Gelin bu proje vesilesiyle benimsediğimiz dinin temel ilkelerini asıl kaynağından öğrenelim, öğrenip de yaşayalım. Bu ilahi öğreti dünün bedevi Arap toplumunu cehaletin lağımlı bataklıklarından çıkarıp, onları bir medeniyetin inşasına öncü yaptığı gibi, bizleri de bugünün geri kalmışlığın köleliğinden efendilik sınıfının tahtına yükselmeye muktedirdir.
Bu projeyi hayata geçirmekten amacımız;
Kuran’ı, kitaplıkların raflarından, hafızların zihinlerden ve okuyucuların dilinden hayatın merkezine taşımak, hayatı Kuranın dinamikleri üzerinde inşa etmek.
Teberrüken okunmasıyla yetinmeyip, anlamıyla hayat bulmaya çalışan bir neslin yetişmesine hizmetkar olmak,
 Kur’an vasıtasıyla Allah ile konuşur bilincine sahip olan bir tasavvurun inşasına aracı olmak. Hz. Peygamber ‘in ifadesi ile “Her kim Rabbi ile konuşmak isterse Kur’an okusun” nebevi düstura vakıf olmak,
Kuranın sebebi nüzulü insan olanı fıtratıyla ile buluşturup tanıştırmak ve Kuran kendisine nazil olmuş gibi okumayı amaç edinmeye aracılık etmek,
Kuran ile yaratan ile Yaratılan arasındaki iletişim ağının önemini kavrayıp kavratmak. Zira bu bağın kopuşu insanlığın kıyamet habercisidir.

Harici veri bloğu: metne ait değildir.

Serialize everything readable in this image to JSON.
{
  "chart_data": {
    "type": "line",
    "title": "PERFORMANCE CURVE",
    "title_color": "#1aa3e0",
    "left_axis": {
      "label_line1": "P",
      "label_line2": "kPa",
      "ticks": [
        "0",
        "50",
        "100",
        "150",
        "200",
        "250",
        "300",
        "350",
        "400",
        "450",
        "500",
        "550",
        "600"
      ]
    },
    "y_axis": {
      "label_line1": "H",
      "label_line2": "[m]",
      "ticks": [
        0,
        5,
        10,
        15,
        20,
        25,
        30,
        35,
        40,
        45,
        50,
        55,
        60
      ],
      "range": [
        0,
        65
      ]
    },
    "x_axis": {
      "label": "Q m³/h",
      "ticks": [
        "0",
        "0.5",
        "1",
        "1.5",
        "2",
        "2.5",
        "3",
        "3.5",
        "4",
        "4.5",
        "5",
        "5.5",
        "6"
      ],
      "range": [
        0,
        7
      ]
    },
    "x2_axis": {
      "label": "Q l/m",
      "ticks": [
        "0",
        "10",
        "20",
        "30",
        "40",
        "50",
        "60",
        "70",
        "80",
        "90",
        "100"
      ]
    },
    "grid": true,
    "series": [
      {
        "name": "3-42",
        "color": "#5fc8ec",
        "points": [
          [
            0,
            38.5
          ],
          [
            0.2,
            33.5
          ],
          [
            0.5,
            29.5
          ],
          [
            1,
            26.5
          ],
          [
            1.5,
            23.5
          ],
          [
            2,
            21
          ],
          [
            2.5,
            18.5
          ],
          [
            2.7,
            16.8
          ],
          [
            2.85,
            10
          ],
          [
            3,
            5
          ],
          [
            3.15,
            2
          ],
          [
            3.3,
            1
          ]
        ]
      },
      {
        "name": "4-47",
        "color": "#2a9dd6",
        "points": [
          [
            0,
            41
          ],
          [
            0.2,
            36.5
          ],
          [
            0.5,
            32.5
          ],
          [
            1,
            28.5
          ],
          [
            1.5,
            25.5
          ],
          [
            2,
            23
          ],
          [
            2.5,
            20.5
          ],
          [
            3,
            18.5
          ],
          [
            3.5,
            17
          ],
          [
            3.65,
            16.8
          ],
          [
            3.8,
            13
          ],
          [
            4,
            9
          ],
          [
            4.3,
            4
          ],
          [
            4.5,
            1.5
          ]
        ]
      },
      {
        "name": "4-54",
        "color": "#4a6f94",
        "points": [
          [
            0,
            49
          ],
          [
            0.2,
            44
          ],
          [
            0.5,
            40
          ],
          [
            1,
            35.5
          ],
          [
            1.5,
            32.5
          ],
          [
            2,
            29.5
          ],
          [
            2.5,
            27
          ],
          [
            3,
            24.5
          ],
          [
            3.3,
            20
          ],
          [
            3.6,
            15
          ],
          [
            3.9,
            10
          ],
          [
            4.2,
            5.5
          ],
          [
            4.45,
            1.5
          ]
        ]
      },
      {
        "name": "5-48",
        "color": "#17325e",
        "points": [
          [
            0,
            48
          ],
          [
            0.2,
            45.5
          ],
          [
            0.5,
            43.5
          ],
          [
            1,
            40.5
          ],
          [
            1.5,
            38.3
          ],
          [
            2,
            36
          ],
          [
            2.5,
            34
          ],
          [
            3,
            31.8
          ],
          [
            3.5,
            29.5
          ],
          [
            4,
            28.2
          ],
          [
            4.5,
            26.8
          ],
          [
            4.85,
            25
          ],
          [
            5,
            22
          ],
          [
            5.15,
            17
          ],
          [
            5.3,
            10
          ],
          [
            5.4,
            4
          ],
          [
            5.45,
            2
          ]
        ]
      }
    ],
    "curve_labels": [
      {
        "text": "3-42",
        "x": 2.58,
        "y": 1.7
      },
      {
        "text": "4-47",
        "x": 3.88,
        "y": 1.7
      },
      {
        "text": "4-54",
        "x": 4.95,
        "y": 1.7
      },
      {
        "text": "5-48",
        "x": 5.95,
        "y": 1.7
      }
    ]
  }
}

Hayata Kuran perspektifinden bakmayı öğrenmek ve Kurani ilkeleri hayatımızın yegane hakimi ve hakemi tayin etmek,
Kuranın ahlakıyla ahlaklanmayı amaç edinip yeryüzünde yürüyen bir Kuran neslinin doğum sancılarını hızlandırmak, Yaşayan Kuran Portrelerinin doğmasına ebe olmak,
Ne mutlu Kuran ile yaşayıp, Kuran için yaşayanlara.